I knew then that I had the clue to her thought. The marriage she had missed was on her mind. It created an obsession or a broken heart, I wasn't quite sure which. It was what she wanted to talk about, though her glance fell before the spark of intelligence in mine.

[Ill.u.s.tration: THE MARRIAGE SHE HAD MISSED WAS ON HER MIND. IT CREATED AN OBSESSION OR A BROKEN HEART, I WASN'T QUITE SURE WHICH]

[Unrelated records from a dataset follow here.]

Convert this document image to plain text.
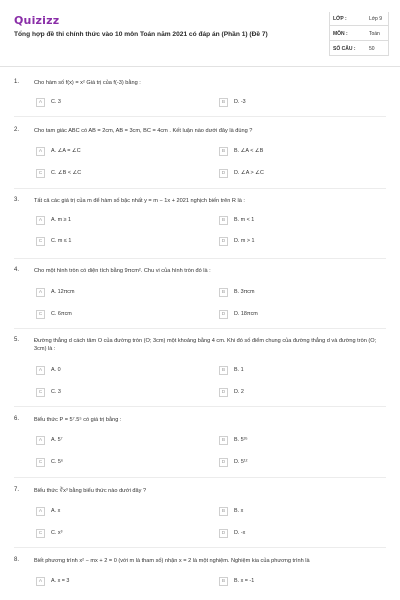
Quizizz
Tổng hợp đề thi chính thức vào 10 môn Toán năm 2021 có đáp án (Phần 1) (Đề 7)
LỚP :	Lớp 9
MÔN :	Toán
SỐ CÂU :	50
1.	Cho hàm số f(x) = x² Giá trị của f(-3) bằng :
A	C. 3	B	D. -3
2.	Cho tam giác ABC có AB = 2cm, AB = 3cm, BC = 4cm . Kết luận nào dưới đây là đúng ?
A	A. ∠A = ∠C	B	B. ∠A < ∠B
C	C. ∠B < ∠C	D	D. ∠A > ∠C
3.	Tất cả các giá trị của m để hàm số bậc nhất y = m − 1x + 2021 nghịch biến trên R là :
A	A. m ≥ 1	B	B. m < 1
C	C. m ≤ 1	D	D. m > 1
4.	Cho một hình tròn có diện tích bằng 9πcm². Chu vi của hình tròn đó là :
A	A. 12πcm	B	B. 3πcm
C	C. 6πcm	D	D. 18πcm
5.	Đường thẳng d cách tâm O của đường tròn (O; 3cm) một khoảng bằng 4 cm. Khi đó số điểm chung của đường thẳng d và đường tròn (O; 3cm) là :
A	A. 0	B	B. 1
C	C. 3	D	D. 2
6.	Biểu thức P = 5⁷.5⁵ có giá trị bằng :
A	A. 5⁷	B	B. 5³⁵
C	C. 5⁶	D	D. 5¹²
7.	Biểu thức ∛x³ bằng biểu thức nào dưới đây ?
A	A. x	B	B. x
C	C. x³	D	D. -x
8.	Biết phương trình x² − mx + 2 = 0 (với m là tham số) nhận x = 2 là một nghiệm. Nghiệm kia của phương trình là
A	A. x = 3	B	B. x = -1
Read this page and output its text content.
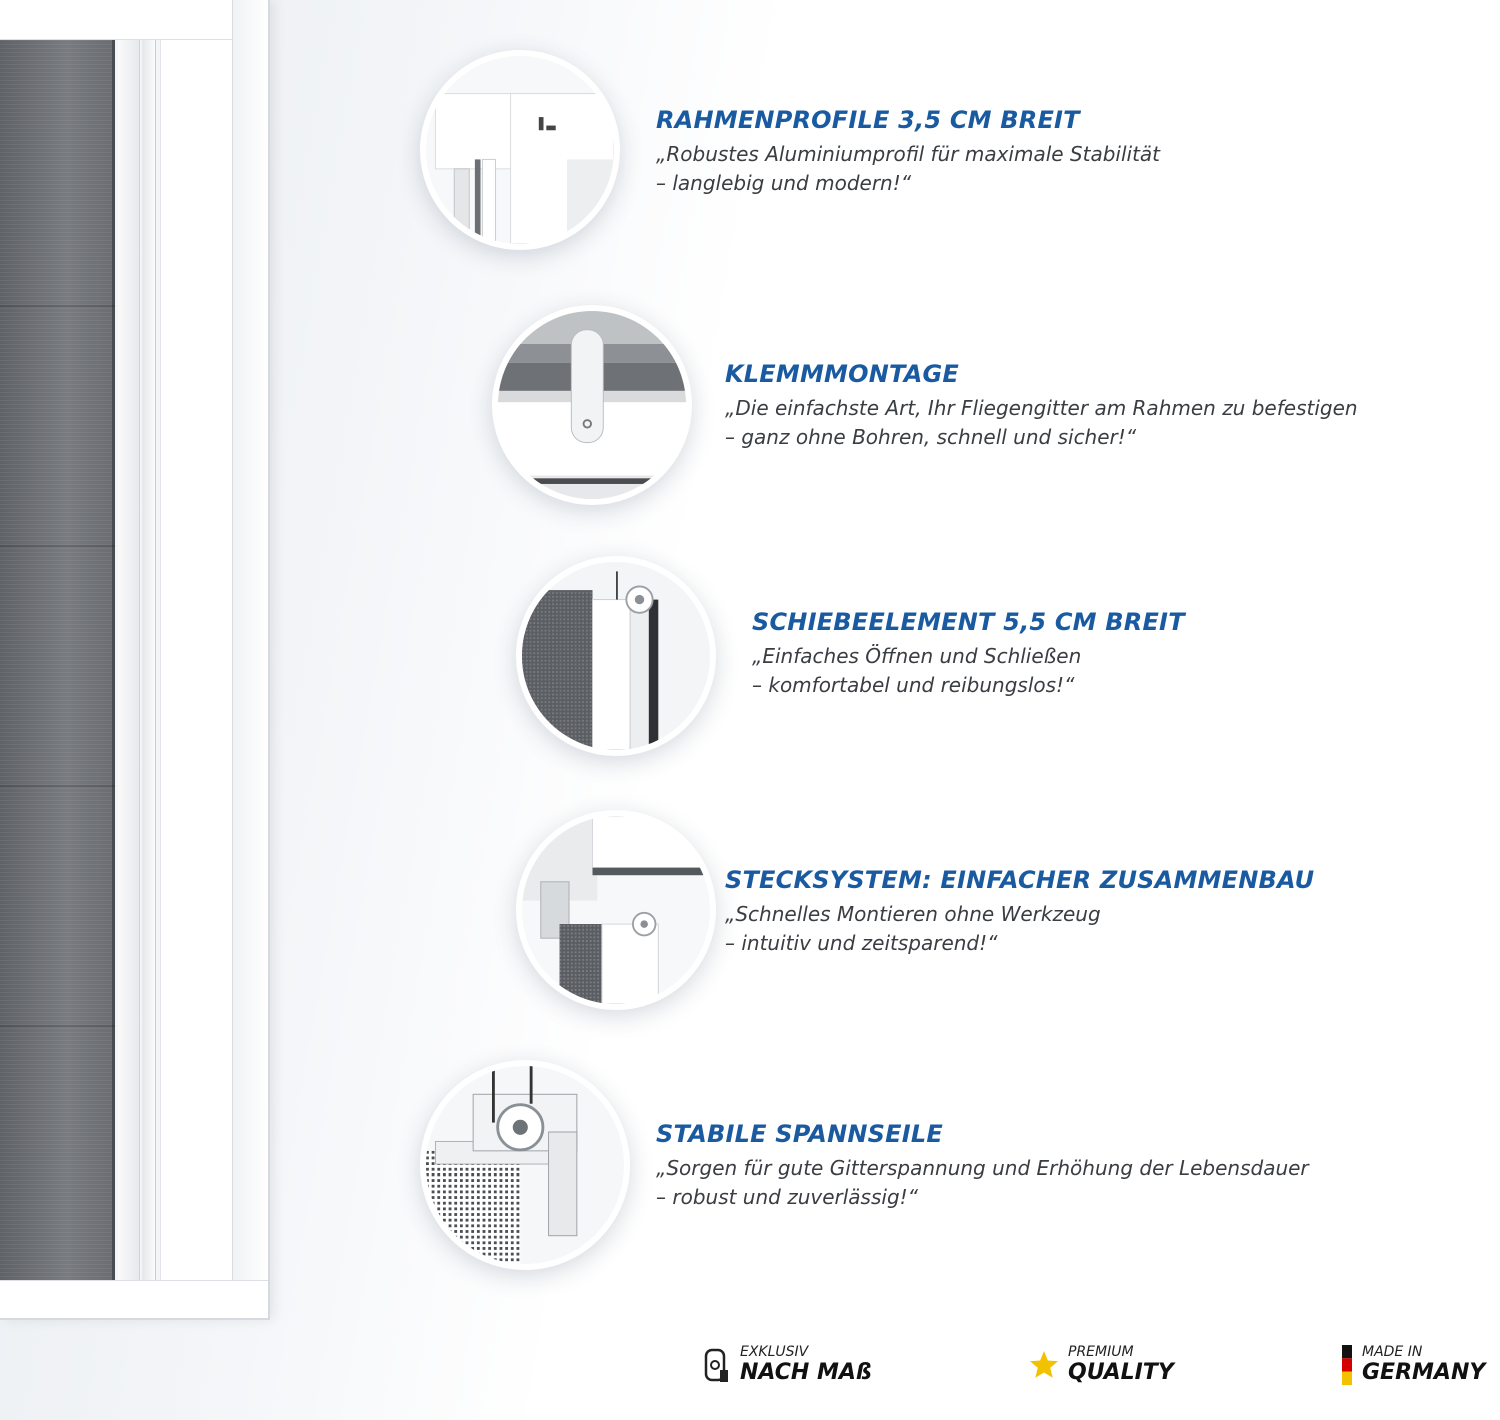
RAHMENPROFILE 3,5 CM BREIT

„Robustes Aluminiumprofil für maximale Stabilität

– langlebig und modern!“

KLEMMMONTAGE

„Die einfachste Art, Ihr Fliegengitter am Rahmen zu befestigen

– ganz ohne Bohren, schnell und sicher!“

SCHIEBEELEMENT 5,5 CM BREIT

„Einfaches Öffnen und Schließen

– komfortabel und reibungslos!“

STECKSYSTEM: EINFACHER ZUSAMMENBAU

„Schnelles Montieren ohne Werkzeug

– intuitiv und zeitsparend!“

STABILE SPANNSEILE

„Sorgen für gute Gitterspannung und Erhöhung der Lebensdauer

– robust und zuverlässig!“

EXKLUSIV
NACH MAß
PREMIUM
QUALITY
MADE IN
GERMANY
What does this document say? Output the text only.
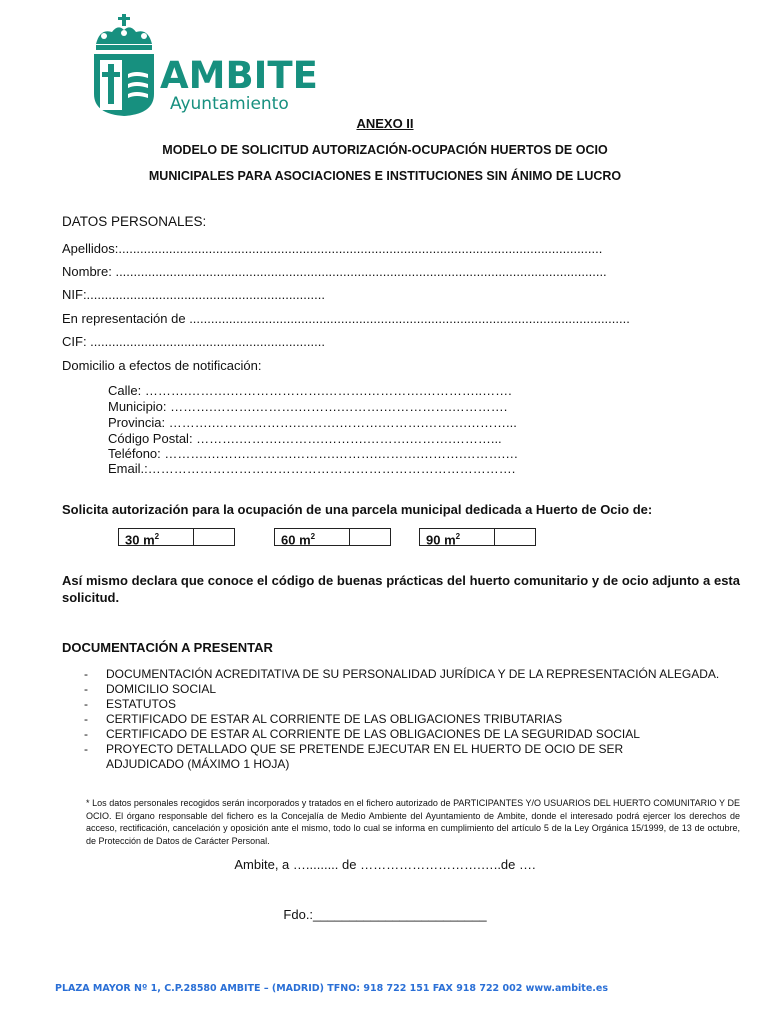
AMBITE
Ayuntamiento
ANEXO II
MODELO DE SOLICITUD AUTORIZACIÓN-OCUPACIÓN HUERTOS DE OCIO
MUNICIPALES PARA ASOCIACIONES E INSTITUCIONES SIN ÁNIMO DE LUCRO
DATOS PERSONALES:
Apellidos:......................................................................................................................................
Nombre: ........................................................................................................................................
NIF:..................................................................
En representación de ..........................................................................................................................
CIF: .................................................................
Domicilio a efectos de notificación:
Calle: ……….……….………………….……….………….…………..…….
Municipio: ……….……….……….……….……….…………….………….
Provincia: ……….……….……….……….……….……….……….………...
Código Postal: ……….……….……….……….……….……….………...
Teléfono: ……….……….……….……….……….……….……….……….…
Email.:………………………………………………………………………….
Solicita autorización para la ocupación de una parcela municipal dedicada a Huerto de Ocio de:
30 $m^2$	60 $m^2$	90 $m^2$
Así mismo declara que conoce el código de buenas prácticas del huerto comunitario y de ocio adjunto a esta solicitud.
DOCUMENTACIÓN A PRESENTAR
- DOCUMENTACIÓN ACREDITATIVA DE SU PERSONALIDAD JURÍDICA Y DE LA REPRESENTACIÓN ALEGADA.
- DOMICILIO SOCIAL
- ESTATUTOS
- CERTIFICADO DE ESTAR AL CORRIENTE DE LAS OBLIGACIONES TRIBUTARIAS
- CERTIFICADO DE ESTAR AL CORRIENTE DE LAS OBLIGACIONES DE LA SEGURIDAD SOCIAL
- PROYECTO DETALLADO QUE SE PRETENDE EJECUTAR EN EL HUERTO DE OCIO DE SER ADJUDICADO (MÁXIMO 1 HOJA)
* Los datos personales recogidos serán incorporados y tratados en el fichero autorizado de PARTICIPANTES Y/O USUARIOS DEL HUERTO COMUNITARIO Y DE OCIO. El órgano responsable del fichero es la Concejalía de Medio Ambiente del Ayuntamiento de Ambite, donde el interesado podrá ejercer los derechos de acceso, rectificación, cancelación y oposición ante el mismo, todo lo cual se informa en cumplimiento del artículo 5 de la Ley Orgánica 15/1999, de 13 de octubre, de Protección de Datos de Carácter Personal.
Ambite, a …......... de ……………………….…..de ….
Fdo.:________________________
PLAZA MAYOR Nº 1, C.P.28580 AMBITE – (MADRID) TFNO: 918 722 151 FAX 918 722 002 www.ambite.es
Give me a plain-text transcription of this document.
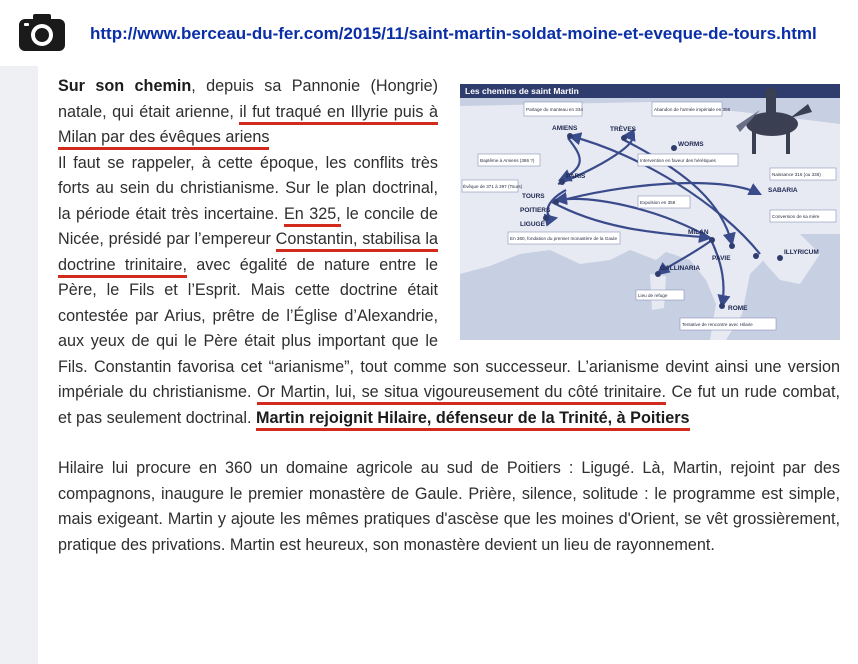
http://www.berceau-du-fer.com/2015/11/saint-martin-soldat-moine-et-eveque-de-tours.html
Les chemins de saint Martin
AMIENS	TRÈVES
WORMS
PARIS
TOURS
POITIERS
LIGUGÉ
SABARIA
MILAN
PAVIE
GALLINARIA
ROME
ILLYRICUM
Partage du manteau en 334	Abandon de l'armée impériale en 356
Baptême à Amiens (386 ?)
Évêque de 371 à 397 (Tours)
En 360, fondation du premier monastère de la Gaule
Intervention en faveur des hérétiques
Expulsion en 358
Conversion de sa mère
Naissance 316 (ou 336)
Lieu de refuge
Tentative de rencontre avec Hilaire

Sur son chemin, depuis sa Pannonie (Hongrie) natale, qui était arienne, il fut traqué en Illyrie puis à Milan par des évêques ariens
Il faut se rappeler, à cette époque, les conflits très forts au sein du christianisme. Sur le plan doctrinal, la période était très incertaine. En 325, le concile de Nicée, présidé par l’empereur Constantin, stabilisa la doctrine trinitaire, avec égalité de nature entre le Père, le Fils et l’Esprit. Mais cette doctrine était contestée par Arius, prêtre de l’Église d’Alexandrie, aux yeux de qui le Père était plus important que le Fils. Constantin favorisa cet “arianisme”, tout comme son successeur. L’arianisme devint ainsi une version impériale du christianisme. Or Martin, lui, se situa vigoureusement du côté trinitaire. Ce fut un rude combat, et pas seulement doctrinal. Martin rejoignit Hilaire, défenseur de la Trinité, à Poitiers

Hilaire lui procure en 360 un domaine agricole au sud de Poitiers : Ligugé. Là, Martin, rejoint par des compagnons, inaugure le premier monastère de Gaule. Prière, silence, solitude : le programme est simple, mais exigeant. Martin y ajoute les mêmes pratiques d'ascèse que les moines d'Orient, se vêt grossièrement, pratique des privations. Martin est heureux, son monastère devient un lieu de rayonnement.
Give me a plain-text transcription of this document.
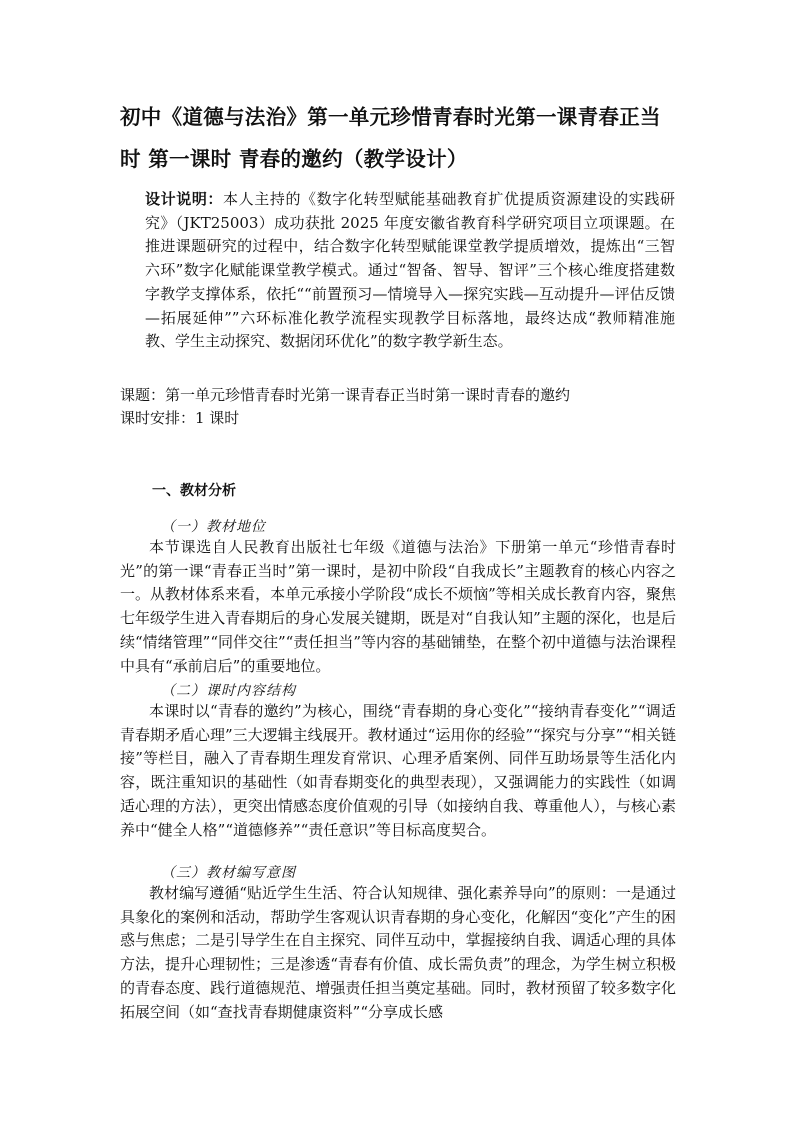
初中《道德与法治》第一单元珍惜青春时光第一课青春正当时 第一课时 青春的邀约（教学设计）
设计说明：本人主持的《数字化转型赋能基础教育扩优提质资源建设的实践研究》（JKT25003）成功获批 2025 年度安徽省教育科学研究项目立项课题。在推进课题研究的过程中，结合数字化转型赋能课堂教学提质增效，提炼出“三智六环”数字化赋能课堂教学模式。通过“智备、智导、智评”三个核心维度搭建数字教学支撑体系，依托““前置预习—情境导入—探究实践—互动提升—评估反馈—拓展延伸””六环标准化教学流程实现教学目标落地，最终达成“教师精准施教、学生主动探究、数据闭环优化”的数字教学新生态。
课题：第一单元珍惜青春时光第一课青春正当时第一课时青春的邀约
课时安排：1 课时
一、教材分析
（一）教材地位
本节课选自人民教育出版社七年级《道德与法治》下册第一单元“珍惜青春时光”的第一课“青春正当时”第一课时，是初中阶段“自我成长”主题教育的核心内容之一。从教材体系来看，本单元承接小学阶段“成长不烦恼”等相关成长教育内容，聚焦七年级学生进入青春期后的身心发展关键期，既是对“自我认知”主题的深化，也是后续“情绪管理”“同伴交往”“责任担当”等内容的基础铺垫，在整个初中道德与法治课程中具有“承前启后”的重要地位。
（二）课时内容结构
本课时以“青春的邀约”为核心，围绕“青春期的身心变化”“接纳青春变化”“调适青春期矛盾心理”三大逻辑主线展开。教材通过“运用你的经验”“探究与分享”“相关链接”等栏目，融入了青春期生理发育常识、心理矛盾案例、同伴互助场景等生活化内容，既注重知识的基础性（如青春期变化的典型表现），又强调能力的实践性（如调适心理的方法），更突出情感态度价值观的引导（如接纳自我、尊重他人），与核心素养中“健全人格”“道德修养”“责任意识”等目标高度契合。
（三）教材编写意图
教材编写遵循“贴近学生生活、符合认知规律、强化素养导向”的原则：一是通过具象化的案例和活动，帮助学生客观认识青春期的身心变化，化解因“变化”产生的困惑与焦虑；二是引导学生在自主探究、同伴互动中，掌握接纳自我、调适心理的具体方法，提升心理韧性；三是渗透“青春有价值、成长需负责”的理念，为学生树立积极的青春态度、践行道德规范、增强责任担当奠定基础。同时，教材预留了较多数字化拓展空间（如“查找青春期健康资料”“分享成长感
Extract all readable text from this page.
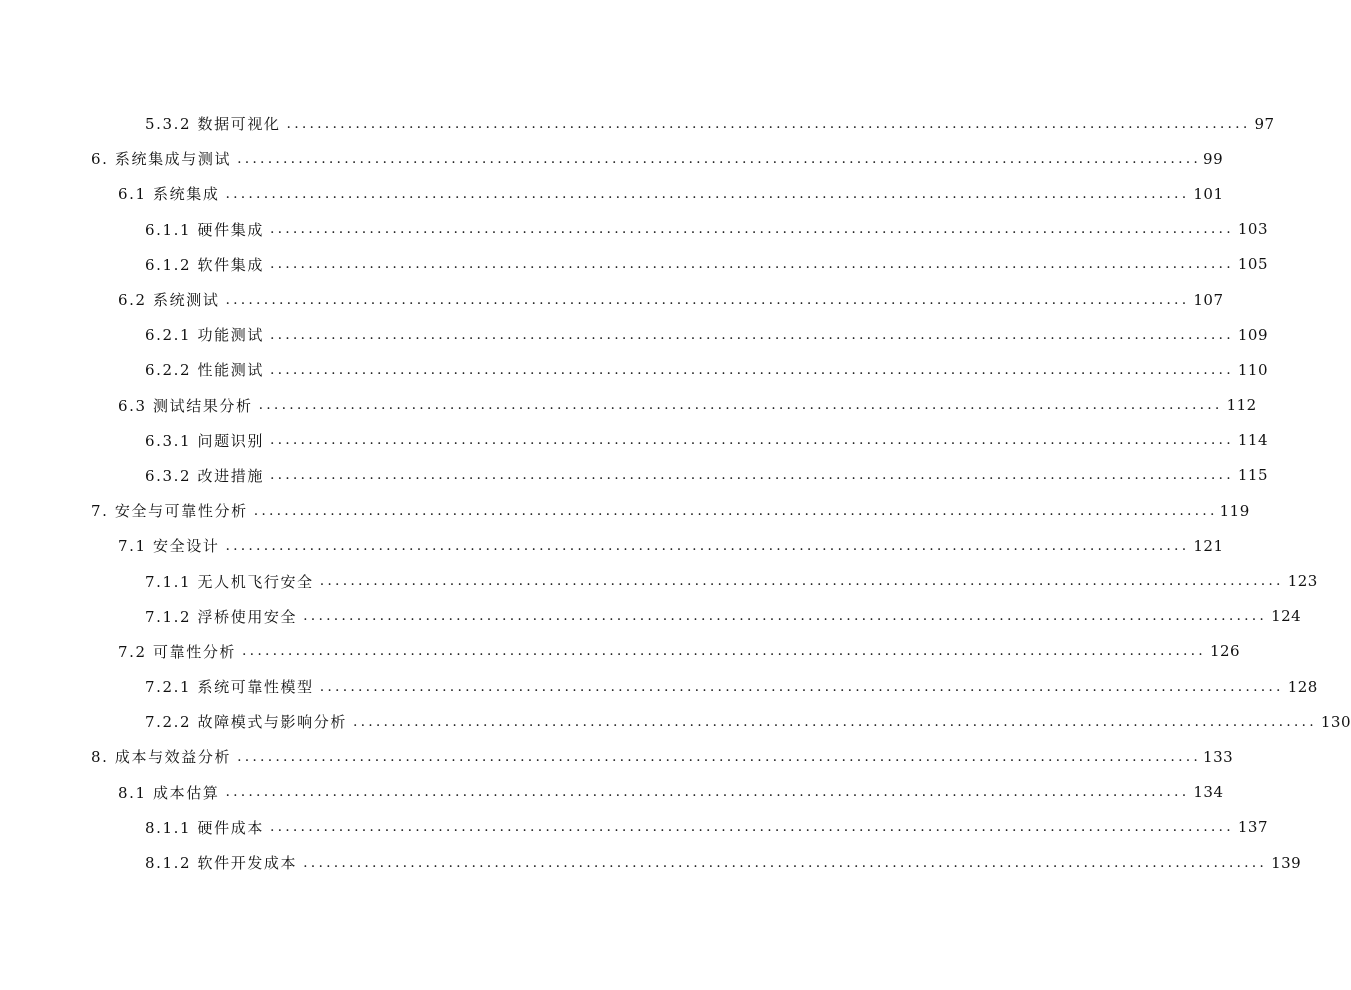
5.3.2 数据可视化 .............................................................................................................................. 97
6. 系统集成与测试 .............................................................................................................................. 99
6.1 系统集成 .............................................................................................................................. 101
6.1.1 硬件集成 .............................................................................................................................. 103
6.1.2 软件集成 .............................................................................................................................. 105
6.2 系统测试 .............................................................................................................................. 107
6.2.1 功能测试 .............................................................................................................................. 109
6.2.2 性能测试 .............................................................................................................................. 110
6.3 测试结果分析 .............................................................................................................................. 112
6.3.1 问题识别 .............................................................................................................................. 114
6.3.2 改进措施 .............................................................................................................................. 115
7. 安全与可靠性分析 .............................................................................................................................. 119
7.1 安全设计 .............................................................................................................................. 121
7.1.1 无人机飞行安全 .............................................................................................................................. 123
7.1.2 浮桥使用安全 .............................................................................................................................. 124
7.2 可靠性分析 .............................................................................................................................. 126
7.2.1 系统可靠性模型 .............................................................................................................................. 128
7.2.2 故障模式与影响分析 .............................................................................................................................. 130
8. 成本与效益分析 .............................................................................................................................. 133
8.1 成本估算 .............................................................................................................................. 134
8.1.1 硬件成本 .............................................................................................................................. 137
8.1.2 软件开发成本 .............................................................................................................................. 139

Since there was nothing I could say in actual words, I merely murmured sympathetically. At the same time there came to me, like the slow breaking of a dawn, an illuminating glimpse of the great J. Howard's life. I seemed to be admitted into its secret, into a perception of its weak spot, more fully than his wife had any notion of. She would never, I was sure, see what she was betraying to me from my point of view. She would never see how she was giving him away. She wouldn't even see how she was giving away herself--she was so sweet, and gentle, and child-like, and unsuspecting.

I don't know for how many seconds her quiet, inconsequential speech trickled on without my being able to follow it. I came to myself again, as it were, on hearing her say:

"And if you do love him, oh, don't give him up!"

I grasped the fact then that I had lost something about Hugh, and did my best to catch up with it.

"I don't mean to, if either of my conditions is fulfilled. You heard what they were."

"Oh, but if I were you I wouldn't make them. That's where I think you're wrong. If you love him--"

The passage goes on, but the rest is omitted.